Pouco depois de eu ter entregue a tradução, meu marido, Rodrigo, arrumou um novo emprego que exigia três meses de treinamento no Vale do Silício, na Califórnia. Eu fiquei para trás, cumprindo as matérias do doutorado. Meu doutorado (em Letras, sem bolsa) é na UERJ, que o governo do Estado do Rio tem deixado à míngua. Os primeiros a abandonar o barco foram os terceirizados, que não recebiam salário havia meses. Lixo espalhado, corredores sem lâmpadas, banheiros irrespiráveis, lanchonetes sem comida, e um hospital universitário em petição de miséria: parecia uma versão pocket do inferno enfrentado por Beatrice no livro, longe do marido. A sensação, como traduzi numa das cartas dela, de que “as coisas estão indo pro buraco numa velocidade assustadora”.
E literalmente enquanto Rodrigo voava para o norte (17-18 de março de 2016), as engrenagens do impeachment de Dilma Rousseff, que muitos, inclusive eu, acreditavam enferrujadas, se puseram rapidamente em movimento, azeitadas por um alegre mutirão verde-amarelo. Como sabemos, o processo se instaurou num passe de mágica, e o que parecia impossível tornou-se primeiro plausível, depois viável, e, por fim, particípio passado.
Mas aí, Rodrigo já estava aqui, de volta.

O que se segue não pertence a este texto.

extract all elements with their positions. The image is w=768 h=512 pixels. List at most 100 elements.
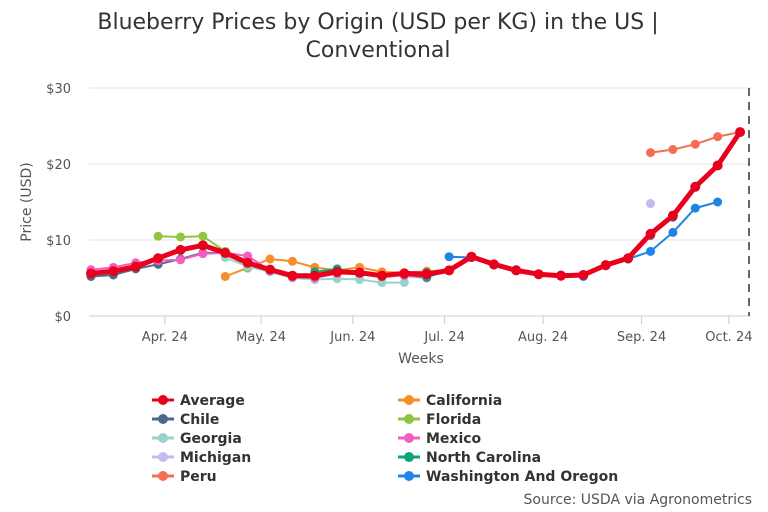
legend-label: Peru	[180, 469, 217, 485]
legend-item-north-carolina[interactable]: North Carolina	[398, 450, 541, 466]
data-point-average	[645, 228, 656, 239]
data-point-average	[511, 265, 522, 276]
x-tick-label: Jul. 24	[423, 330, 465, 345]
data-point-washington-and-oregon	[690, 203, 700, 213]
legend-label: North Carolina	[426, 450, 541, 466]
data-point-average	[376, 270, 387, 281]
data-point-florida	[153, 231, 163, 241]
legend-item-california[interactable]: California	[398, 393, 502, 409]
data-point-average	[466, 251, 477, 262]
legend-label: Chile	[180, 412, 219, 428]
data-point-california	[220, 271, 230, 281]
data-point-washington-and-oregon	[444, 252, 454, 262]
chart-title-line-1: Blueberry Prices by Origin (USD per KG) …	[97, 10, 658, 35]
y-tick-label: $20	[46, 158, 71, 173]
data-point-average	[287, 270, 298, 281]
legend-label: Florida	[426, 412, 481, 428]
legend-item-chile[interactable]: Chile	[152, 412, 219, 428]
data-point-average	[421, 269, 432, 280]
data-point-average	[578, 269, 589, 280]
gridlines	[89, 87, 751, 241]
legend-label: Average	[180, 393, 245, 409]
data-point-peru	[646, 148, 656, 158]
data-point-mexico	[243, 251, 253, 261]
legend-swatch-marker	[158, 433, 168, 443]
legend-item-florida[interactable]: Florida	[398, 412, 481, 428]
data-point-average	[220, 247, 231, 258]
data-point-average	[667, 210, 678, 221]
series-group	[86, 127, 746, 288]
y-tick-label: $0	[54, 310, 71, 325]
data-point-peru	[690, 139, 700, 149]
data-point-average	[488, 259, 499, 270]
legend-swatch-marker	[404, 471, 414, 481]
data-point-washington-and-oregon	[668, 227, 678, 237]
legend: Average Chile Georgia Michigan Peru Californi…	[152, 393, 618, 485]
data-point-florida	[176, 232, 186, 242]
legend-swatch-marker	[404, 433, 414, 443]
data-point-average	[690, 181, 701, 192]
legend-swatch-marker	[158, 395, 168, 405]
x-tick-label: Oct. 24	[705, 330, 752, 345]
data-point-average	[265, 264, 276, 275]
data-point-georgia	[399, 278, 409, 288]
x-tick-label: Aug. 24	[518, 330, 568, 345]
x-tick-label: Sep. 24	[617, 330, 666, 345]
data-point-mexico	[198, 249, 208, 259]
y-tick-label: $10	[46, 234, 71, 249]
data-point-average	[712, 160, 723, 171]
data-point-florida	[198, 231, 208, 241]
legend-label: Michigan	[180, 450, 251, 466]
data-point-michigan	[646, 199, 656, 209]
x-tick-label: May. 24	[236, 330, 286, 345]
x-tick-label: Apr. 24	[142, 330, 188, 345]
legend-item-michigan[interactable]: Michigan	[152, 450, 251, 466]
data-point-average	[309, 270, 320, 281]
x-axis-title: Weeks	[398, 351, 444, 367]
legend-swatch-marker	[158, 452, 168, 462]
data-point-average	[600, 260, 611, 271]
legend-swatch-marker	[158, 414, 168, 424]
legend-item-mexico[interactable]: Mexico	[398, 431, 482, 447]
series-michigan	[646, 199, 656, 209]
data-point-average	[197, 240, 208, 251]
series-washington-and-oregon	[444, 197, 723, 281]
legend-item-peru[interactable]: Peru	[152, 469, 217, 485]
source-note: Source: USDA via Agronometrics	[524, 492, 752, 508]
data-point-average	[533, 269, 544, 280]
data-point-california	[287, 256, 297, 266]
y-axis-title: Price (USD)	[19, 162, 35, 241]
data-point-average	[399, 268, 410, 279]
data-point-average	[623, 253, 634, 264]
data-point-average	[444, 265, 455, 276]
legend-swatch-marker	[404, 452, 414, 462]
legend-label: Washington And Oregon	[426, 469, 618, 485]
data-point-average	[735, 127, 746, 138]
data-point-average	[556, 270, 566, 281]
series-average	[86, 127, 746, 281]
legend-item-washington-and-oregon[interactable]: Washington And Oregon	[398, 469, 618, 485]
x-axis-ticks: Apr. 24 May. 24 Jun. 24 Jul. 24 Aug. 24 Sep. …	[142, 316, 753, 345]
y-tick-label: $30	[46, 82, 71, 97]
legend-swatch-marker	[404, 395, 414, 405]
legend-item-georgia[interactable]: Georgia	[152, 431, 242, 447]
legend-label: California	[426, 393, 502, 409]
data-point-mexico	[176, 255, 186, 265]
data-point-average	[242, 257, 253, 268]
data-point-average	[175, 244, 186, 255]
data-point-washington-and-oregon	[713, 197, 723, 207]
data-point-average	[108, 266, 119, 277]
series-peru	[646, 127, 745, 158]
x-tick-label: Jun. 24	[329, 330, 375, 345]
data-point-peru	[668, 145, 678, 155]
legend-swatch-marker	[158, 471, 168, 481]
data-point-peru	[713, 132, 723, 142]
legend-label: Georgia	[180, 431, 242, 447]
legend-swatch-marker	[404, 414, 414, 424]
legend-item-average[interactable]: Average	[152, 393, 245, 409]
data-point-average	[130, 261, 141, 272]
data-point-washington-and-oregon	[646, 246, 656, 256]
data-point-average	[354, 267, 365, 278]
data-point-average	[86, 268, 96, 279]
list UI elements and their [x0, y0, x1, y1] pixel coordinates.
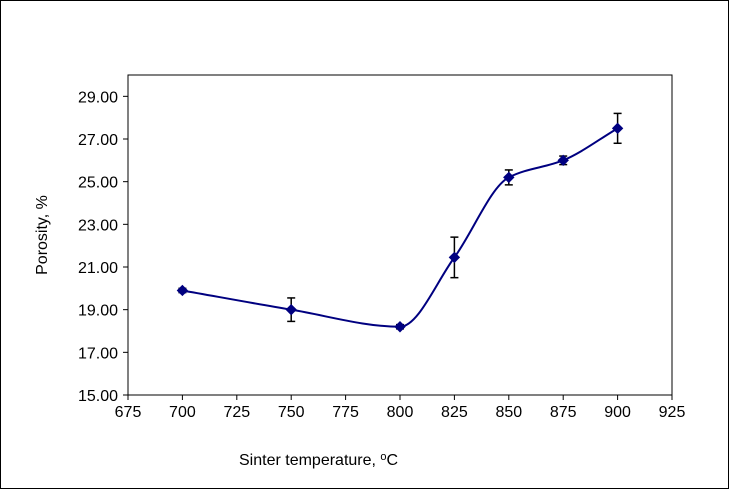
- y-tick-label: 19.00: [78, 303, 118, 320]
- data-point: [176, 284, 189, 297]
- y-tick-label: 23.00: [78, 217, 118, 234]
- data-point: [448, 251, 461, 264]
- x-tick-label: 850: [495, 404, 522, 421]
- data-point: [285, 303, 297, 316]
- y-tick-label: 27.00: [78, 132, 118, 149]
- data-point: [557, 154, 569, 167]
- y-tick-label: 17.00: [78, 345, 118, 362]
- x-tick-label: 875: [550, 404, 577, 421]
- data-point: [503, 171, 515, 184]
- x-tick-label: 750: [278, 404, 305, 421]
- y-axis-title: Porosity, %: [34, 195, 51, 275]
- data-point: [611, 122, 624, 135]
- x-tick-label: 700: [169, 404, 196, 421]
- x-axis-title-main: Sinter temperature,: [239, 452, 380, 469]
- x-tick-label: 775: [332, 404, 359, 421]
- y-axis: 15.00 17.00 19.00 21.00 23.00 25.00 27.00 29.00: [78, 89, 128, 405]
- x-axis-title: Sinter temperature, oC: [239, 451, 398, 469]
- y-tick-label: 21.00: [78, 260, 118, 277]
- x-tick-label: 725: [223, 404, 250, 421]
- x-tick-label: 825: [441, 404, 468, 421]
- x-axis-title-superscript: o: [380, 451, 386, 463]
- x-tick-label: 800: [387, 404, 414, 421]
- data-point: [394, 321, 406, 333]
- y-tick-label: 29.00: [78, 89, 118, 106]
- x-tick-label: 900: [604, 404, 631, 421]
- x-tick-label: 675: [115, 404, 142, 421]
- plot-area: [127, 74, 673, 396]
- x-axis: 675 700 725 750 775 800 825 850 875 900 925: [115, 395, 686, 421]
- data-markers: [176, 122, 624, 333]
- y-tick-label: 25.00: [78, 175, 118, 192]
- x-axis-title-unit: C: [387, 452, 399, 469]
- x-tick-label: 925: [659, 404, 686, 421]
- y-tick-label: 15.00: [78, 388, 118, 405]
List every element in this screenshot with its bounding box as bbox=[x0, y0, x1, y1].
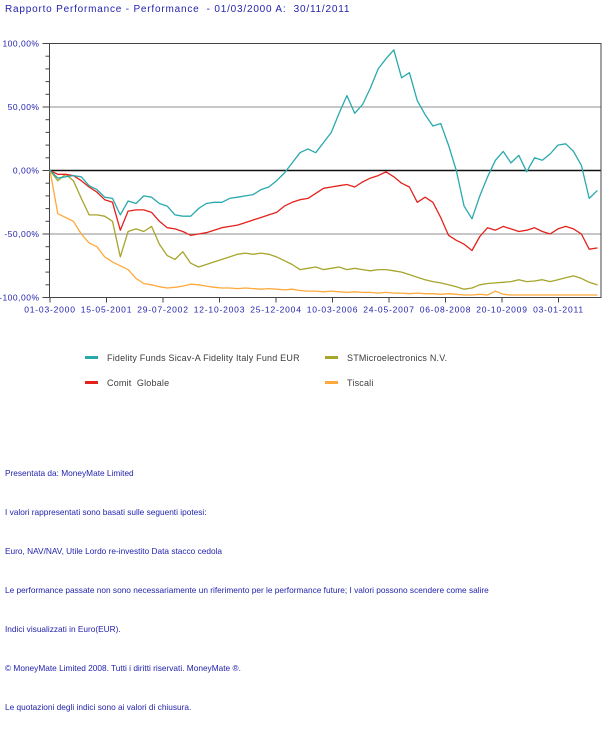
report-title: Rapporto Performance - Performance - 01/… bbox=[5, 4, 351, 15]
x-axis-label: 15-05-2001 bbox=[81, 305, 132, 315]
x-axis-label: 25-12-2004 bbox=[250, 305, 301, 315]
disclaimer-line: Le quotazioni degli indici sono ai valor… bbox=[5, 702, 192, 712]
disclaimer-text: Presentata da: MoneyMate Limited I valor… bbox=[5, 441, 489, 740]
y-axis-label: -100,00% bbox=[0, 293, 40, 303]
x-axis-label: 10-03-2006 bbox=[307, 305, 358, 315]
y-axis-label: -50,00% bbox=[4, 229, 39, 239]
legend-row: Comit Globale Tiscali bbox=[85, 370, 565, 395]
x-axis-label: 20-10-2009 bbox=[476, 305, 527, 315]
legend-item-fidelity: Fidelity Funds Sicav-A Fidelity Italy Fu… bbox=[85, 353, 325, 363]
legend-row: Fidelity Funds Sicav-A Fidelity Italy Fu… bbox=[85, 345, 565, 370]
legend-item-tiscali: Tiscali bbox=[325, 378, 565, 388]
legend-item-comit: Comit Globale bbox=[85, 378, 325, 388]
tiscali-line-marker-icon bbox=[325, 381, 338, 384]
legend-label-comit: Comit Globale bbox=[107, 377, 170, 388]
fidelity-line-marker-icon bbox=[85, 356, 98, 359]
x-axis-label: 01-03-2000 bbox=[24, 305, 75, 315]
performance-report-page: Rapporto Performance - Performance - 01/… bbox=[0, 4, 602, 712]
x-axis-label: 06-08-2008 bbox=[420, 305, 471, 315]
disclaimer-line: Presentata da: MoneyMate Limited bbox=[5, 468, 134, 478]
disclaimer-line: Indici visualizzati in Euro(EUR). bbox=[5, 624, 121, 634]
legend-label-stm: STMicroelectronics N.V. bbox=[347, 352, 448, 363]
y-axis-label: 0,00% bbox=[13, 166, 40, 176]
comit-line-marker-icon bbox=[85, 381, 98, 384]
disclaimer-line: I valori rappresentati sono basati sulle… bbox=[5, 507, 207, 517]
disclaimer-line: © MoneyMate Limited 2008. Tutti i diritt… bbox=[5, 663, 241, 673]
x-axis-label: 12-10-2003 bbox=[194, 305, 245, 315]
y-axis-label: 100,00% bbox=[2, 39, 39, 49]
disclaimer-line: Euro, NAV/NAV, Utile Lordo re-investito … bbox=[5, 546, 223, 556]
legend-label-tiscali: Tiscali bbox=[347, 377, 374, 388]
stm-line bbox=[49, 169, 598, 290]
comit-line bbox=[49, 169, 598, 252]
disclaimer-line: Le performance passate non sono necessar… bbox=[5, 585, 489, 595]
y-axis-label: 50,00% bbox=[8, 102, 40, 112]
legend-item-stm: STMicroelectronics N.V. bbox=[325, 353, 565, 363]
fidelity-line bbox=[49, 49, 598, 220]
x-axis-label: 24-05-2007 bbox=[363, 305, 414, 315]
legend-label-fidelity: Fidelity Funds Sicav-A Fidelity Italy Fu… bbox=[107, 352, 300, 363]
x-axis-label: 03-01-2011 bbox=[533, 305, 584, 315]
x-axis-label: 29-07-2002 bbox=[137, 305, 188, 315]
tiscali-line bbox=[49, 169, 598, 296]
chart-legend: Fidelity Funds Sicav-A Fidelity Italy Fu… bbox=[85, 345, 565, 395]
stm-line-marker-icon bbox=[325, 356, 338, 359]
performance-chart: 100,00% 50,00% 0,00% -50,00% -100,00% 01-03-2… bbox=[0, 39, 602, 315]
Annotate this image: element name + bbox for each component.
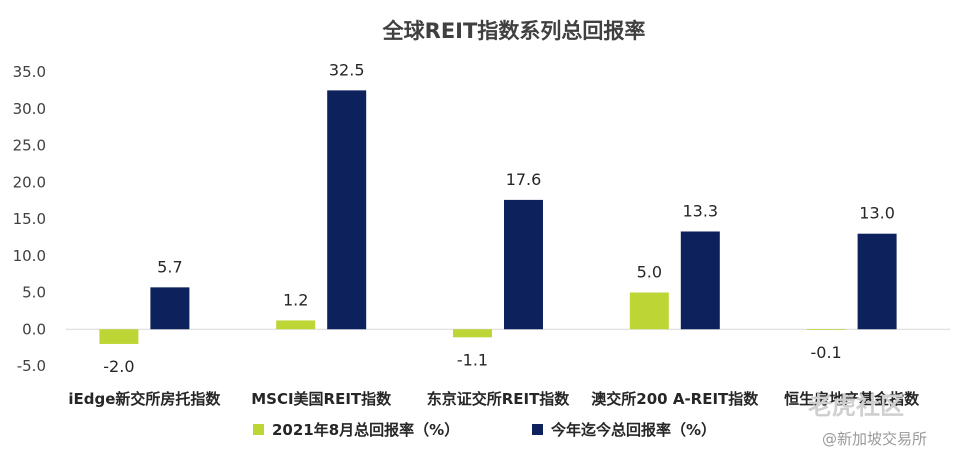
legend: 2021年8月总回报率（%） 今年迄今总回报率（%） bbox=[253, 421, 716, 439]
category-label: iEdge新交所房托指数 bbox=[68, 390, 221, 408]
y-tick-label: 0.0 bbox=[22, 320, 46, 338]
data-label: 13.0 bbox=[859, 204, 895, 223]
legend-label-2021-aug: 2021年8月总回报率（%） bbox=[272, 421, 459, 439]
data-label: -0.1 bbox=[810, 343, 841, 362]
bar-2021-aug bbox=[629, 292, 669, 330]
data-label: 5.7 bbox=[157, 257, 182, 276]
bar-ytd bbox=[327, 90, 367, 330]
data-label: -1.1 bbox=[457, 350, 488, 369]
bar-ytd bbox=[680, 231, 720, 330]
data-label: -2.0 bbox=[103, 357, 134, 376]
y-tick-label: -5.0 bbox=[17, 357, 46, 375]
y-tick-label: 35.0 bbox=[13, 63, 46, 81]
category-label: MSCI美国REIT指数 bbox=[251, 390, 392, 408]
bar-2021-aug bbox=[453, 329, 492, 338]
data-label: 13.3 bbox=[682, 201, 718, 220]
data-label: 17.6 bbox=[506, 170, 542, 189]
data-label: 1.2 bbox=[283, 290, 308, 309]
y-tick-label: 30.0 bbox=[13, 100, 46, 118]
watermark: 老虎社区 @新加坡交易所 bbox=[808, 392, 927, 448]
y-tick-label: 20.0 bbox=[13, 173, 46, 191]
y-tick-label: 15.0 bbox=[13, 210, 46, 228]
category-label: 东京证交所REIT指数 bbox=[427, 390, 571, 408]
bar-ytd bbox=[504, 199, 543, 330]
watermark-brand: 老虎社区 bbox=[808, 392, 904, 420]
watermark-handle: @新加坡交易所 bbox=[822, 430, 927, 448]
bar-ytd bbox=[150, 287, 190, 330]
chart-title: 全球REIT指数系列总回报率 bbox=[382, 19, 646, 43]
data-label: 5.0 bbox=[637, 263, 662, 282]
bar-2021-aug bbox=[806, 329, 846, 330]
legend-swatch-2021-aug bbox=[253, 424, 264, 435]
y-tick-label: 5.0 bbox=[22, 284, 46, 302]
y-tick-label: 10.0 bbox=[13, 247, 46, 265]
y-axis: -5.0 0.0 5.0 10.0 15.0 20.0 25.0 30.0 35.0 bbox=[13, 63, 46, 375]
category-labels: iEdge新交所房托指数 MSCI美国REIT指数 东京证交所REIT指数 澳交所20… bbox=[68, 390, 920, 408]
category-label: 恒生房地产基金指数 bbox=[784, 390, 920, 408]
data-label: 32.5 bbox=[329, 60, 365, 79]
bar-2021-aug bbox=[99, 329, 139, 344]
bar-ytd bbox=[857, 233, 897, 330]
data-labels: -2.0 5.7 1.2 32.5 -1.1 17.6 5.0 13.3 -0.1 13.0 bbox=[103, 60, 895, 376]
legend-label-ytd: 今年迄今总回报率（%） bbox=[550, 421, 716, 439]
category-label: 澳交所200 A-REIT指数 bbox=[591, 390, 759, 408]
y-tick-label: 25.0 bbox=[13, 137, 46, 155]
bar-2021-aug bbox=[276, 320, 316, 330]
legend-swatch-ytd bbox=[532, 424, 543, 435]
bars bbox=[99, 90, 897, 344]
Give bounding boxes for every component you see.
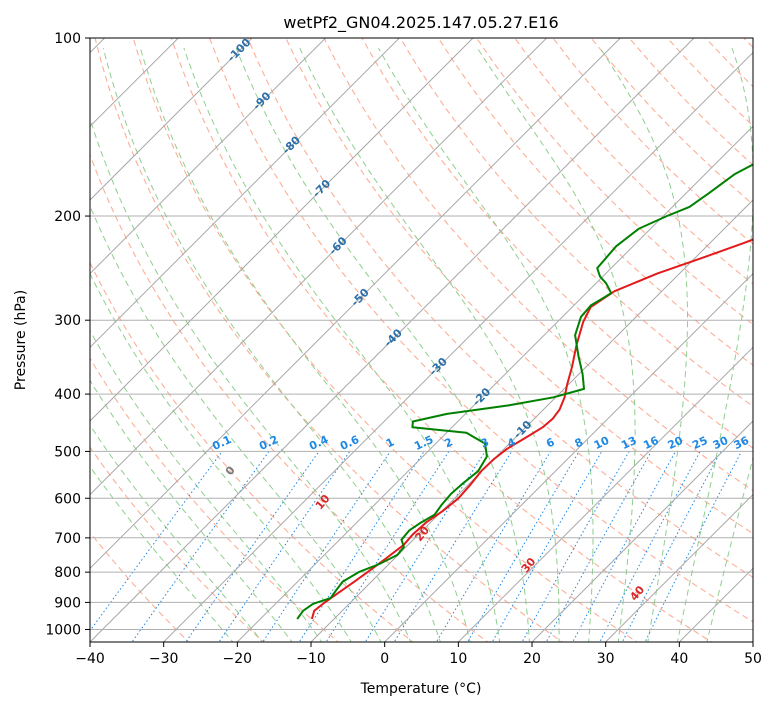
isotherm-line (236, 125, 753, 642)
x-tick-label: 40 (670, 651, 688, 667)
isotherm-line (90, 38, 401, 349)
line-label: 25 (690, 434, 709, 452)
x-tick-label: 20 (523, 651, 541, 667)
mixing-ratio-line (466, 451, 580, 642)
mixing-ratio-line (435, 451, 552, 642)
dry-adiabat-line (361, 38, 753, 449)
isotherm-line (162, 51, 753, 642)
mixing-ratio-line (572, 451, 676, 642)
mixing-ratio-line (545, 451, 652, 642)
axes: −40 −30 −20 −10 0 10 20 30 40 50 1000 900 800 700 600 5… (45, 31, 762, 667)
isotherm-line (604, 493, 753, 642)
isotherm-line (90, 38, 180, 128)
dewpoint-profile (296, 163, 753, 620)
isotherm-line (90, 38, 253, 201)
isotherm-line (310, 199, 753, 642)
grid-lines (90, 38, 753, 642)
profile-lines (296, 163, 753, 620)
isotherm-line (90, 38, 695, 642)
isotherm-line (90, 38, 474, 422)
isotherm-line (383, 272, 753, 642)
y-tick-label: 1000 (45, 622, 81, 638)
y-tick-label: 700 (54, 531, 81, 547)
y-tick-label: 400 (54, 387, 81, 403)
y-tick-label: 900 (54, 595, 81, 611)
x-tick-label: 10 (449, 651, 467, 667)
isotherm-line (90, 38, 622, 570)
isotherm-line (90, 38, 327, 275)
line-label: 16 (641, 434, 661, 452)
y-tick-label: 500 (54, 444, 81, 460)
x-tick-label: 0 (380, 651, 389, 667)
line-label: 30 (711, 434, 731, 452)
dry-adiabat-line (476, 38, 753, 326)
x-tick-label: 50 (744, 651, 762, 667)
x-tick-label: −10 (296, 651, 326, 667)
y-axis-title: Pressure (hPa) (13, 290, 29, 390)
isotherm-line (531, 420, 753, 642)
line-label: 13 (619, 434, 638, 452)
chart-title: wetPf2_GN04.2025.147.05.27.E16 (283, 13, 558, 33)
line-label: 10 (592, 434, 612, 452)
mixing-ratio-line (599, 451, 701, 642)
line-label: 20 (666, 434, 686, 452)
dry-adiabat-line (90, 261, 414, 642)
line-label: 36 (732, 434, 752, 452)
isotherm-line (457, 346, 753, 642)
mixing-ratio-line (621, 451, 722, 642)
dry-adiabat-line (285, 38, 753, 535)
isotherm-line (90, 38, 548, 496)
mixing-ratio-line (298, 451, 425, 642)
y-tick-label: 800 (54, 565, 81, 581)
y-tick-label: 200 (54, 209, 81, 225)
x-tick-label: −20 (223, 651, 253, 667)
mixing-ratio-line (364, 451, 486, 642)
mixing-ratio-line (90, 451, 223, 632)
x-tick-label: 30 (597, 651, 615, 667)
dry-adiabat-line (399, 38, 753, 408)
mixing-ratio-line (185, 451, 320, 642)
dry-adiabat-line (437, 38, 753, 366)
dry-adiabat-line (514, 38, 753, 285)
x-axis-title: Temperature (°C) (360, 681, 482, 697)
x-tick-label: −40 (75, 651, 105, 667)
mixing-ratio-line (262, 451, 391, 642)
plot-frame (89, 37, 754, 643)
mixing-ratio-line (131, 451, 270, 642)
y-tick-label: 600 (54, 491, 81, 507)
mixing-ratio-line (218, 451, 351, 642)
mixing-ratio-line (393, 451, 513, 642)
dry-adiabat-line (247, 38, 753, 578)
y-tick-label: 300 (54, 313, 81, 329)
y-tick-label: 100 (54, 31, 81, 47)
x-tick-label: −30 (149, 651, 179, 667)
dry-adiabat-line (323, 38, 753, 492)
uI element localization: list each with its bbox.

Não li quase nada sobre Michel Faber e sua vida antes de começar o projeto. Sou sempre aquela fã ruim que nem sabia que Hilda Hilst gostava de cachorros ou que Clarice Lispector tinha dois filhos até ser constrangedoramente tarde. Mas, depois de entregue a tradução d’O livro das coisas estranhas, tive uma conversa com o colega Caetano Galindo que me abriu os olhos. Eva, a esposa de Michel Faber, adoeceu e faleceu enquanto este romance era escrito. Ao saber disso, a história já cheia de significado para mim se tornou ainda mais forte.